Kuratorin Sabine Runde erzählt von Annaliese Ohms Verhältnis zu den Museumsobjekten: „[…] Sie hatte eine große Liebe und eine enge Beziehung zu den Dingen und große Freude daran, diese mit anderen zu teilen. Sie hatte offensichtlich eine Vision, die sie vermitteln wollte.“

Das Museum sammelte zu Annaliese Ohms Zeiten angewandte Kunst in vier Bereichen: europäische, ostasiatische, islamische sowie Buch- und Schriftkunst. Ein herausragendes Beispiel in den Elementarteilen, das auch schon zu Annaliese Ohms Zeiten Teil der Sammlung war, ist der Liebestempel von Johann Joachim Kändler. Eine wichtige Erwerbung unter Annaliese Ohm war zudem der Toilettentisch von Abraham und David Roentgen, der ebenfalls in der Dauerausstellung zu sehen ist.

Auch initiierte Annaliese Ohm 1978 die erste Triennale des Deutschen Kunsthandwerks, die in Folge bis 2012 zehn Mal und meistens mit einem Partnerland hier im Museum stattfand. Damit machte sie nicht nur hochkarätiges Kunsthandwerk zugänglich, sondern schuf auch einen Raum, in dem Künstler:innen ausstellen konnten. Sie präsentierte Kunsthandwerker:innen der Gegenwart und kaufte Objekte von ihnen für die Museumssammlung an.

Annaliese Ohms Idee eines Museums – „lebendig [zu] bleiben, d.h. wandelbar und offen [zu] sein, neue Wege zu bahnen und Strömungen zu erkennen“ – ist auch heute noch ein Grundsatz des Museums.

 

Quellen:

Margrit Bauer, Interview, Museum Angewandte Kunst, Frankfurt am Main, 01.09.2021.

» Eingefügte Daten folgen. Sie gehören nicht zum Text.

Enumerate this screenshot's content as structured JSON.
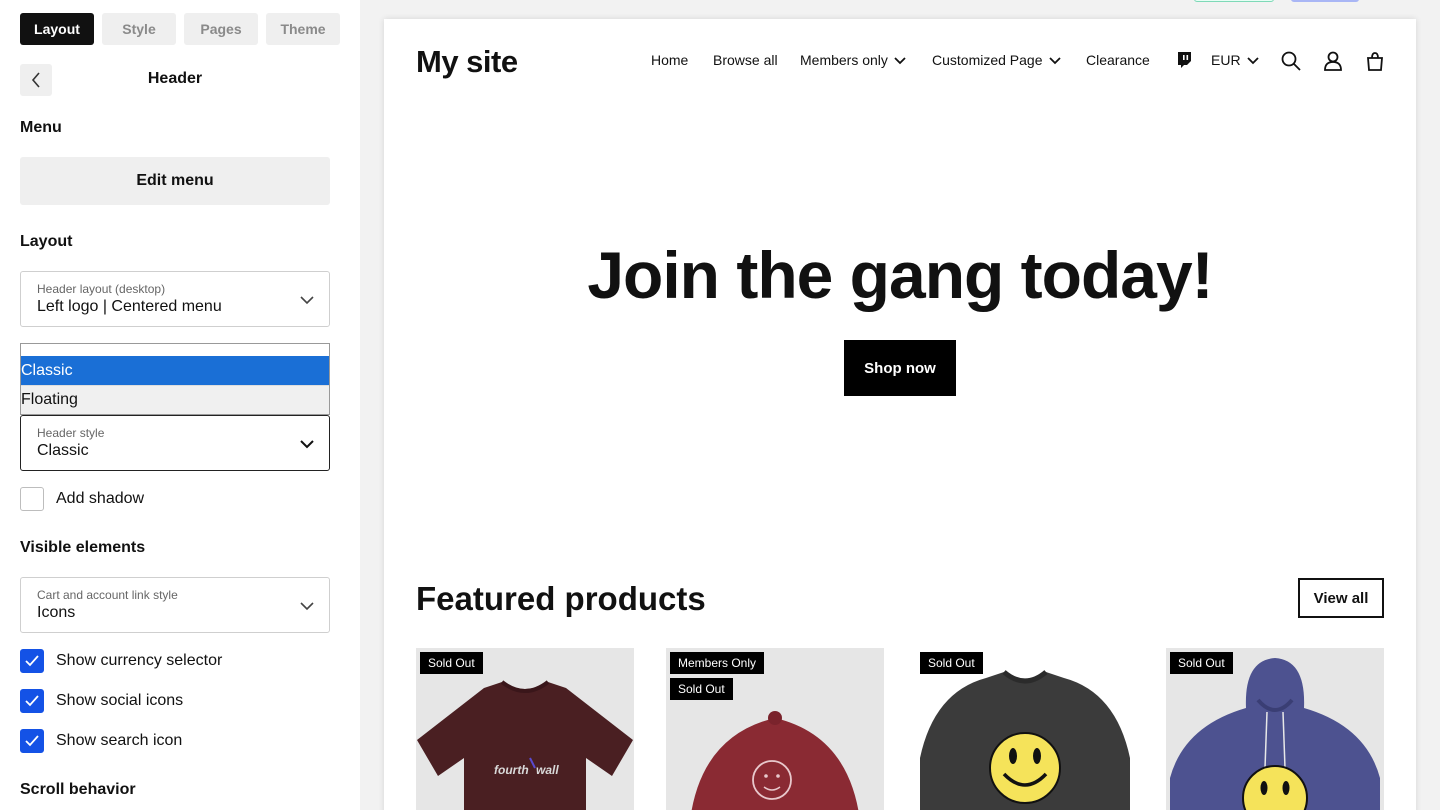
{
  "editor": {
    "tabs": [
      {
        "label": "Layout",
        "active": true
      },
      {
        "label": "Style",
        "active": false
      },
      {
        "label": "Pages",
        "active": false
      },
      {
        "label": "Theme",
        "active": false
      }
    ],
    "title": "Header",
    "menu_section": "Menu",
    "edit_menu_label": "Edit menu",
    "layout_section": "Layout",
    "header_layout": {
      "label": "Header layout (desktop)",
      "value": "Left logo | Centered menu"
    },
    "header_style_options": [
      "Classic",
      "Floating"
    ],
    "header_style": {
      "label": "Header style",
      "value": "Classic"
    },
    "add_shadow": {
      "label": "Add shadow",
      "checked": false
    },
    "visible_section": "Visible elements",
    "cart_style": {
      "label": "Cart and account link style",
      "value": "Icons"
    },
    "checks": [
      {
        "label": "Show currency selector",
        "checked": true
      },
      {
        "label": "Show social icons",
        "checked": true
      },
      {
        "label": "Show search icon",
        "checked": true
      }
    ],
    "scroll_section": "Scroll behavior"
  },
  "site": {
    "logo": "My site",
    "nav": [
      "Home",
      "Browse all",
      "Members only",
      "Customized Page",
      "Clearance"
    ],
    "currency": "EUR",
    "hero_title": "Join the gang today!",
    "hero_button": "Shop now",
    "featured_title": "Featured products",
    "view_all": "View all",
    "products": [
      {
        "badges": [
          "Sold Out"
        ],
        "image": "tshirt-image",
        "color": "#4a1f22"
      },
      {
        "badges": [
          "Members Only",
          "Sold Out"
        ],
        "image": "cap-image",
        "color": "#8a2a33"
      },
      {
        "badges": [
          "Sold Out"
        ],
        "image": "sweatshirt-image",
        "color": "#3d3d3d"
      },
      {
        "badges": [
          "Sold Out"
        ],
        "image": "hoodie-image",
        "color": "#4d5290"
      }
    ],
    "tshirt_print": "fourth wall"
  },
  "colors": {
    "accent": "#1452e6",
    "dropdown_selected": "#1a6fd6"
  }
}
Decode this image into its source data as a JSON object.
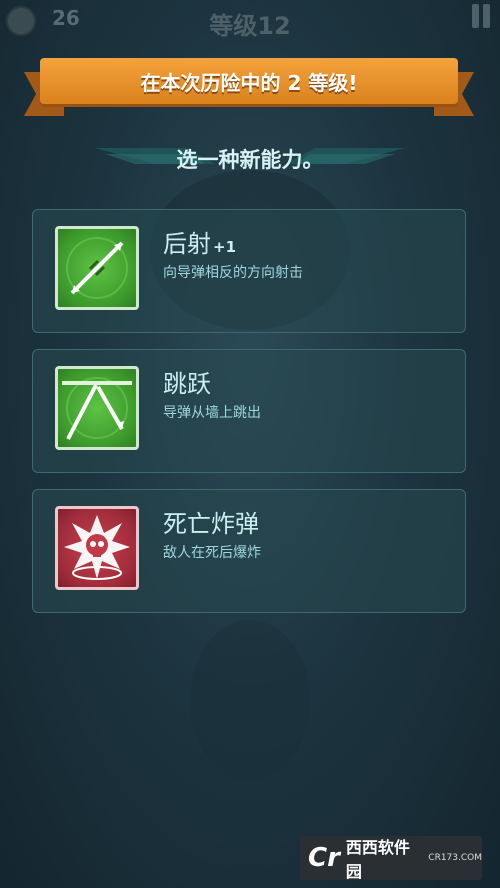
{
  "topbar": {
    "coins": "26",
    "level_title": "等级12"
  },
  "banner": {
    "text": "在本次历险中的 2 等级!"
  },
  "choose": {
    "text": "选一种新能力。"
  },
  "abilities": [
    {
      "name": "后射",
      "bonus": "+1",
      "desc": "向导弹相反的方向射击",
      "icon": "twin-missiles-icon"
    },
    {
      "name": "跳跃",
      "bonus": "",
      "desc": "导弹从墙上跳出",
      "icon": "wall-bounce-icon"
    },
    {
      "name": "死亡炸弹",
      "bonus": "",
      "desc": "敌人在死后爆炸",
      "icon": "skull-explosion-icon"
    }
  ],
  "watermark": {
    "logo": "Cr",
    "cn": "西西软件园",
    "url": "CR173.COM"
  },
  "colors": {
    "banner": "#e8952c",
    "card_bg": "#284850",
    "green_icon": "#4cb23a",
    "red_icon": "#b0303e"
  }
}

Margrit Bauer und Joachim Schwarzkopf (Hrsg.), Museum für Kunsthandwerk Frankfurt am Main. 1974–1987, Frankfurt am Main: Museum für Kunsthandwerk 1987, S. 3 und 10 ff.

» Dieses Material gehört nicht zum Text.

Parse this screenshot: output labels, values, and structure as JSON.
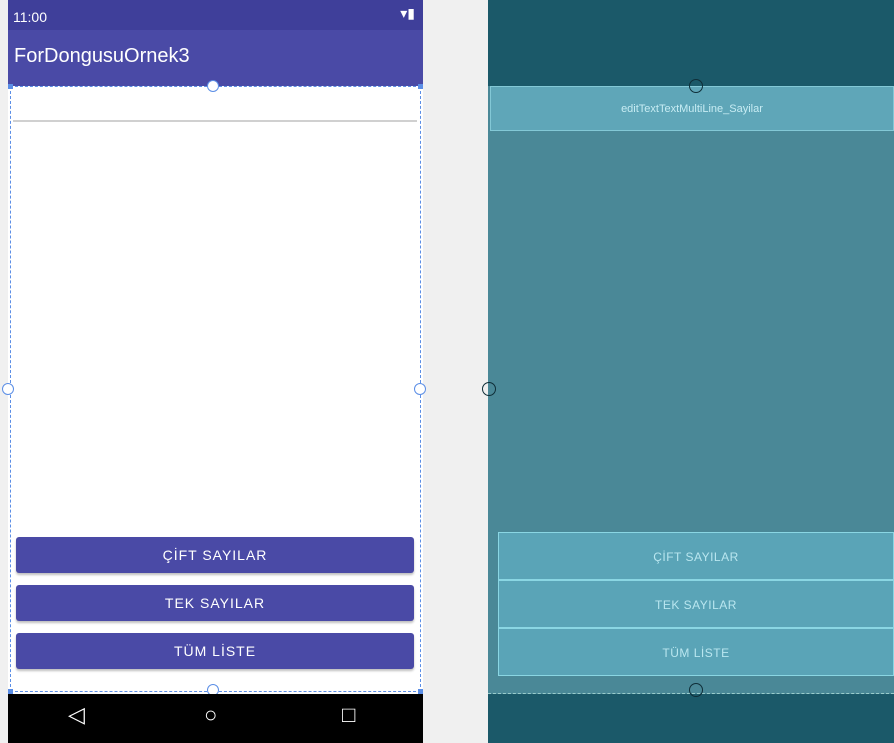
{
  "status_bar": {
    "time": "11:00",
    "icons": "▾▮"
  },
  "app_bar": {
    "title": "ForDongusuOrnek3"
  },
  "edit_text": {
    "value": ""
  },
  "buttons": {
    "even": "ÇİFT SAYILAR",
    "odd": "TEK SAYILAR",
    "all": "TÜM LİSTE"
  },
  "nav": {
    "back": "◁",
    "home": "○",
    "recents": "□"
  },
  "blueprint": {
    "edit_text_id": "editTextTextMultiLine_Sayilar",
    "buttons": {
      "even": "ÇİFT SAYILAR",
      "odd": "TEK SAYILAR",
      "all": "TÜM LİSTE"
    }
  },
  "colors": {
    "primary": "#4a4aa6",
    "primary_dark": "#3f3f9a",
    "blueprint_bg": "#1b5969",
    "blueprint_area": "#4a8897"
  }
}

Hilmar Hoffmann, Museum für Kunsthandwerk Frankfurt am Main, Frankfurt am Main: Museum für Kunsthandwerk, 1988, S. 10.

Museum für Kunsthandwerk (Hrsg.), Europäische Abteilung. Glas vom Jugendstil bis zur Gegenwart, Informationsblatt, 1990.

Oe., „Weizsäcker eröffnet neues Museum. Europa und Asien“, in: Frankfurter Allgemeine Zeitung, 26.04.1985.

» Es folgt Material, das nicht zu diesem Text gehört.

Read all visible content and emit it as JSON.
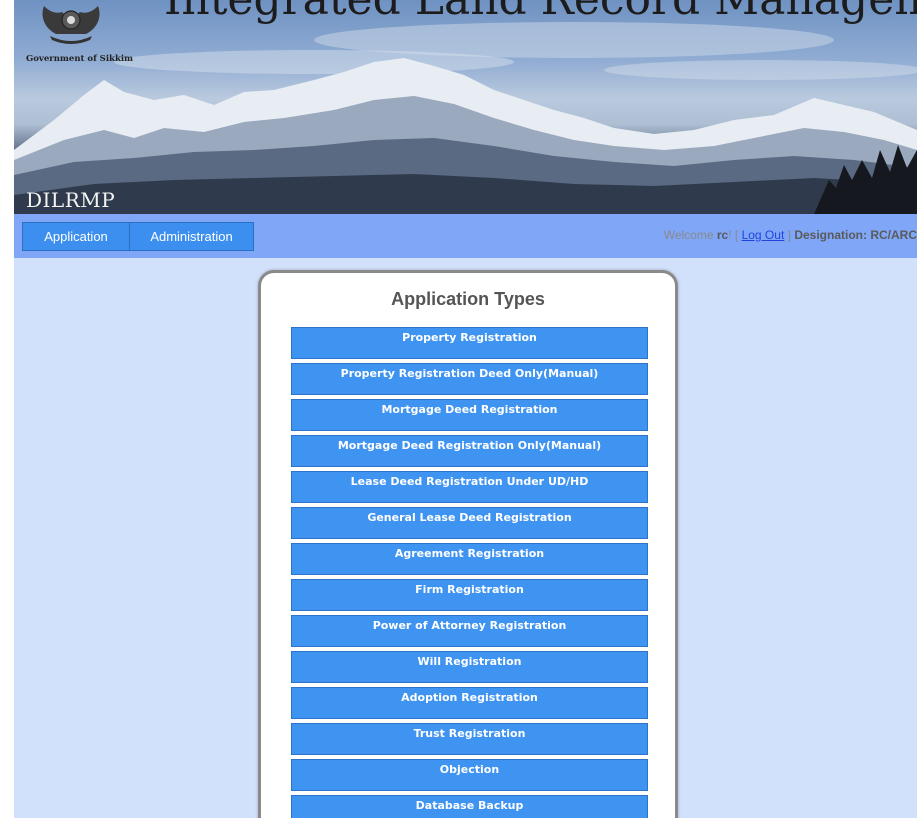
{
  "banner": {
    "title": "Integrated Land Record Management System",
    "government": "Government of Sikkim",
    "program": "DILRMP"
  },
  "nav": {
    "items": [
      {
        "label": "Application"
      },
      {
        "label": "Administration"
      }
    ]
  },
  "user": {
    "welcome_prefix": "Welcome",
    "username": "rc",
    "suffix": "!",
    "logout_open": "[",
    "logout": "Log Out",
    "logout_close": "]",
    "designation_label": "Designation:",
    "designation": "RC/ARC"
  },
  "panel": {
    "title": "Application Types",
    "buttons": [
      "Property Registration",
      "Property Registration Deed Only(Manual)",
      "Mortgage Deed Registration",
      "Mortgage Deed Registration Only(Manual)",
      "Lease Deed Registration Under UD/HD",
      "General Lease Deed Registration",
      "Agreement Registration",
      "Firm Registration",
      "Power of Attorney Registration",
      "Will Registration",
      "Adoption Registration",
      "Trust Registration",
      "Objection",
      "Database Backup"
    ]
  },
  "colors": {
    "page_background": "#d2e1fb",
    "navbar": "#7fa6f7",
    "button": "#3f93f1",
    "link": "#2244dd"
  }
}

Annaliese Ohm, Abschiedsrede, Manuskript, 20.05.1987, S. 2 f.

Annaliese Ohm, Bewerbung zur Direktorin des Museums für Kunsthandwerk, Personalakte, Institut für Stadtgeschichte Frankfurt am Main: 1974, S. 11–31.

Presse- und Informationsamt der Stadt Frankfurt am Main, Große Verdienste um das Deutsche Kunsthandwerk. Zum Abschied der Museumsdirektorin Dr. Annaliese Ohm, Pressemitteilung, 18.05.1987.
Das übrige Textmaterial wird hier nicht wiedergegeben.